FIG. 4 is a side sectional view of the separation device showing a state of the separation plate at a position different from that of FIG. 1;

FIG. 5 is a side sectional view of the separation device showing a state of the separation plate at a position different from FIGS. 1 and 4;

FIG. 6 is a side sectional view of a separation device according to a second embodiment of the present invention.

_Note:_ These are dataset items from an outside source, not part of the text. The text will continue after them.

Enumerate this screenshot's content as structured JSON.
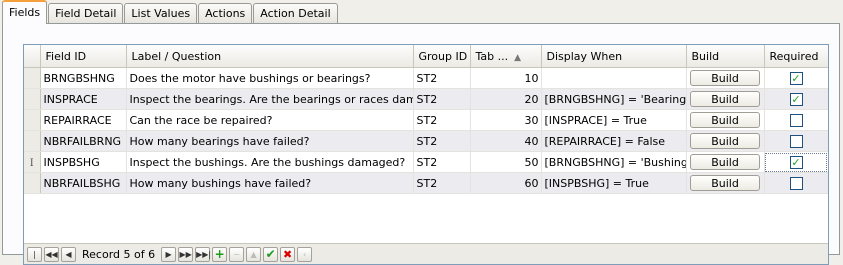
{
  "tabs": [
    {
      "label": "Fields",
      "active": true
    },
    {
      "label": "Field Detail",
      "active": false
    },
    {
      "label": "List Values",
      "active": false
    },
    {
      "label": "Actions",
      "active": false
    },
    {
      "label": "Action Detail",
      "active": false
    }
  ],
  "grid": {
    "columns": {
      "field_id": "Field ID",
      "label": "Label / Question",
      "group_id": "Group ID",
      "tab": "Tab ...",
      "display_when": "Display When",
      "build": "Build",
      "required": "Required"
    },
    "rows": [
      {
        "field_id": "BRNGBSHNG",
        "label": "Does the motor have bushings or bearings?",
        "group_id": "ST2",
        "tab": "10",
        "display_when": "",
        "build": "Build",
        "required": true
      },
      {
        "field_id": "INSPRACE",
        "label": "Inspect the bearings. Are the bearings or races damaged?",
        "group_id": "ST2",
        "tab": "20",
        "display_when": "[BRNGBSHNG] = 'Bearings'",
        "build": "Build",
        "required": true
      },
      {
        "field_id": "REPAIRRACE",
        "label": "Can the race be repaired?",
        "group_id": "ST2",
        "tab": "30",
        "display_when": "[INSPRACE] = True",
        "build": "Build",
        "required": false
      },
      {
        "field_id": "NBRFAILBRNG",
        "label": "How many bearings have failed?",
        "group_id": "ST2",
        "tab": "40",
        "display_when": "[REPAIRRACE] = False",
        "build": "Build",
        "required": false
      },
      {
        "field_id": "INSPBSHG",
        "label": "Inspect the bushings. Are the bushings damaged?",
        "group_id": "ST2",
        "tab": "50",
        "display_when": "[BRNGBSHNG] = 'Bushings'",
        "build": "Build",
        "required": true
      },
      {
        "field_id": "NBRFAILBSHG",
        "label": "How many bushings have failed?",
        "group_id": "ST2",
        "tab": "60",
        "display_when": "[INSPBSHG] = True",
        "build": "Build",
        "required": false
      }
    ]
  },
  "navigator": {
    "record_text": "Record 5 of 6",
    "icons": [
      "first-icon",
      "prev-page-icon",
      "prev-icon",
      "next-icon",
      "next-page-icon",
      "last-icon",
      "add-icon",
      "delete-icon",
      "edit-icon",
      "post-icon",
      "cancel-icon",
      "refresh-icon"
    ]
  },
  "colors": {
    "tab_highlight": "#f6a03c",
    "grid_border": "#7f9db9",
    "check_green": "#21a121"
  }
}
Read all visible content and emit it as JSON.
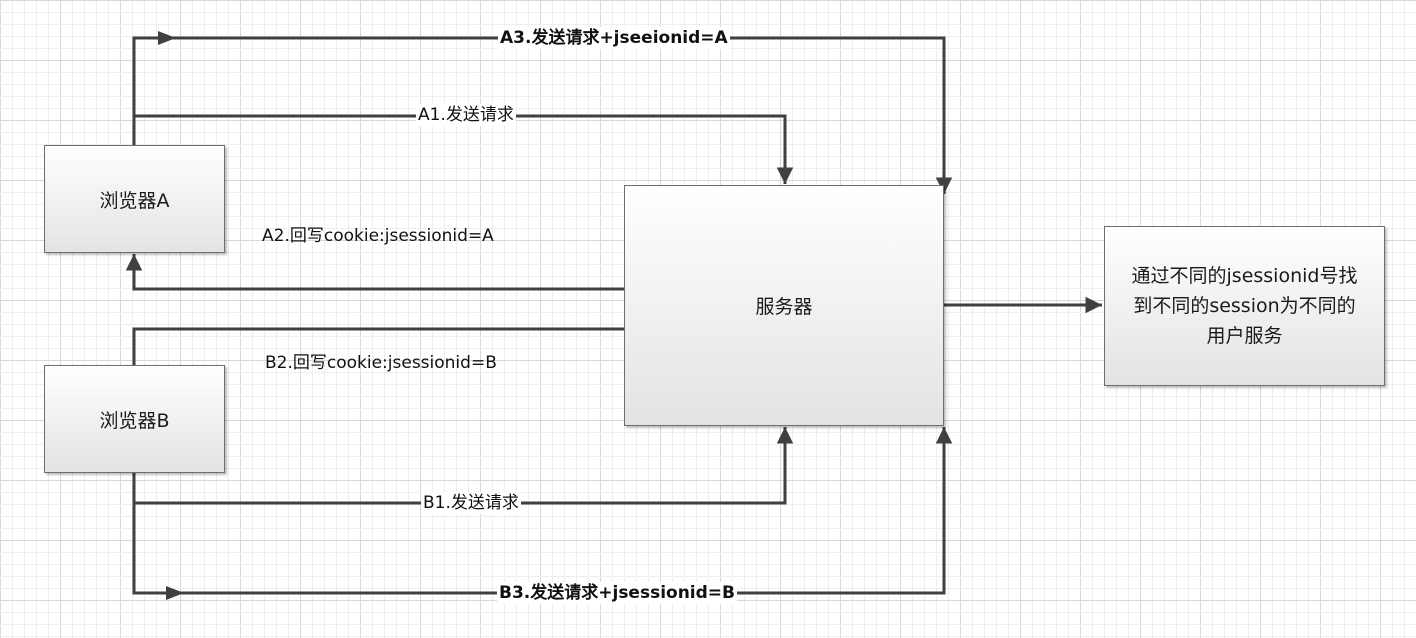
{
  "nodes": {
    "browser_a": "浏览器A",
    "browser_b": "浏览器B",
    "server": "服务器",
    "note_lines": [
      "通过不同的jsessionid号找",
      "到不同的session为不同的",
      "用户服务"
    ]
  },
  "edges": {
    "a1": "A1.发送请求",
    "a2": "A2.回写cookie:jsessionid=A",
    "a3": "A3.发送请求+jseeionid=A",
    "b1": "B1.发送请求",
    "b2": "B2.回写cookie:jsessionid=B",
    "b3": "B3.发送请求+jsessionid=B"
  },
  "colors": {
    "grid_minor": "#eeeeee",
    "grid_major": "#d8d8d8",
    "line": "#404040"
  }
}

FIG. 7 is a side sectional view of another example of the separation device.

[Explanation of symbols]

G: Raw material, 8: Main cylinder as rotating body, 8a ...
Blade serving as a disturbing portion, 5 pulleys constituting the transporting means, 6 belts constituting the transporting means, 7 motors constituting the transporting means, B1 suction machines for intermediates as suctioning means, B2 ... A suction unit for a lightweight object as a suction means, 46 a blower as a blowing means, 36 a bracket constituting a drop amount adjusting means, a suction force adjusting means and a blowing force adjusting means,
37: bolts constituting the drop amount adjusting means, suction force adjusting means and spraying force adjusting means; 39 ... separation plates constituting the drop amount adjusting means, suction force adjusting means and spraying force adjusting means.

Claims (3)

[Claims] 1. A conveying means for forcibly dropping a raw material downward by a rotational force of a rotating body having a plurality of turbulence portions formed on an outer periphery, and a receiving means for receiving the raw material dropped from the conveying means. A separation device comprising: 2. A conveying means for forcibly dropping the raw material downward by a rotating force of a rotating body having a plurality of turbulence portions formed on an outer periphery, and a suction means for sucking the raw material dropped from the conveying means. And a receiving means disposed below the transport means for receiving the raw material not sucked by the suction means. 3. A conveying means for forcibly dropping the raw material downward by a rotating force of a rotating body having a plurality of turbulence portions formed on the outer periphery; and a conveying means disposed below the conveying means, A receiving means for receiving the raw material falling from the conveying means, and a spraying means arranged above the receiving means for blowing the raw material falling from the transport means to the side.